Jako pierwszy o tym, że to Jakub Kumoch ma zostać ambasadorem RP w Chinach, informował portal Onet.pl.
- Kumoch od wielu miesięcy był dogadany z prezydentem Andrzejem Dudą, który chce mieć w Chinach swojego człowieka, ze względu na swoje relacje z Xi Jinpingiem. (...) Prezydentowi Andrzejowi Dudzie zależało na jak szybszym procedowaniu sprawy, ale nałożył się na nią spór o obsadę placówki w jednym z krajów i wstrzymane było wiele wyjazdów - zaznacza rozmówca i.pl.

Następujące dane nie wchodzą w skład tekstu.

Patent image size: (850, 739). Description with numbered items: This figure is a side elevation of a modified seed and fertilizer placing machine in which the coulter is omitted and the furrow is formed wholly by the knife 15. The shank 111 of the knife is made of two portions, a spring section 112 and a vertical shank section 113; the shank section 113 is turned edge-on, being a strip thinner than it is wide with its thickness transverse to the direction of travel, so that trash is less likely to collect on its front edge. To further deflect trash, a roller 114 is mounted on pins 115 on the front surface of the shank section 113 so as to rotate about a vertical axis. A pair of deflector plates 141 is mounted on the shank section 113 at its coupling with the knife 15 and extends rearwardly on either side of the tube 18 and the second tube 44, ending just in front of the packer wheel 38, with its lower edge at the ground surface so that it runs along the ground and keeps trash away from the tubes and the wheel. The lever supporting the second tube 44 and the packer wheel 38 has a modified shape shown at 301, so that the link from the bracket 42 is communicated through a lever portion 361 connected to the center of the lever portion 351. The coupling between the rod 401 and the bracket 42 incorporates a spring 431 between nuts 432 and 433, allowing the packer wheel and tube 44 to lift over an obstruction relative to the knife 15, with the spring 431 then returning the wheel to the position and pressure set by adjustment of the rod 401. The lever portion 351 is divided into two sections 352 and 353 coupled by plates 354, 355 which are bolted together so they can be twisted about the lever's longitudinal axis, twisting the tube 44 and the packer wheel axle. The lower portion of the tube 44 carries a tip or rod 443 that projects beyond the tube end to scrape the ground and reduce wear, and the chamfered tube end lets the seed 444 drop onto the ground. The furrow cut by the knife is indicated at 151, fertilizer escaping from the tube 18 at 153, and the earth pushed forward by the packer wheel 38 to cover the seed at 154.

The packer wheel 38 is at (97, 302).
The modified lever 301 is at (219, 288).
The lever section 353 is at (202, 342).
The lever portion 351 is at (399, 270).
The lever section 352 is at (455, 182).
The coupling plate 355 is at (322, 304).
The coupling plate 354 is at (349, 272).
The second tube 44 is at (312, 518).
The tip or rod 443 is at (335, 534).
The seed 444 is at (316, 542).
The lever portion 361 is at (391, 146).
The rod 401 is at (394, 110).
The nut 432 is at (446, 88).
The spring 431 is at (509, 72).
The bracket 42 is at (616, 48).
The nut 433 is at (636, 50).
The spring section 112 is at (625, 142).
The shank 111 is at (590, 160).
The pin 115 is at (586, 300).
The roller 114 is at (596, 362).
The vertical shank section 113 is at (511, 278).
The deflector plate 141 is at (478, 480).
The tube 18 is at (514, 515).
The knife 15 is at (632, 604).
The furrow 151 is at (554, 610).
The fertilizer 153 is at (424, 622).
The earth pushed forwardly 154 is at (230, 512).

O wysłaniu ambasadora do Chin wspominał 13 kwietnia szef MSZ Zbigniew Rau.
"Chiny jednym z najpotężniejszych państw świata"
- Przywiązujemy dużą wagę do rozwijania relacji z pozostałymi państwami Grupy BRICS. Planujemy dokonać wkrótce wysokiej rangi nominacji ambasadorskich do dwóch państw tej Grupy dla podkreślenia ich znaczenia w naszej polityce - zapowiadał wówczas minister Rau.
Podkreślał, iż Polska docenia wagę stosunków z Chinami – jednym z najpotężniejszych państw świata, stałym członkiem Rady Bezpieczeństwa ONZ.
Z tego tytułu Chiny ponoszą szczególną odpowiedzialność za utrzymywanie pokoju na świecie. Liczymy, że będą aktywniej reagować na niszczenie tego pokoju przez Rosję - dodał Rau.
Kumoch od marca 2020 r. do połowy lipca 2021 r. był ambasadorem Polski w Turcji.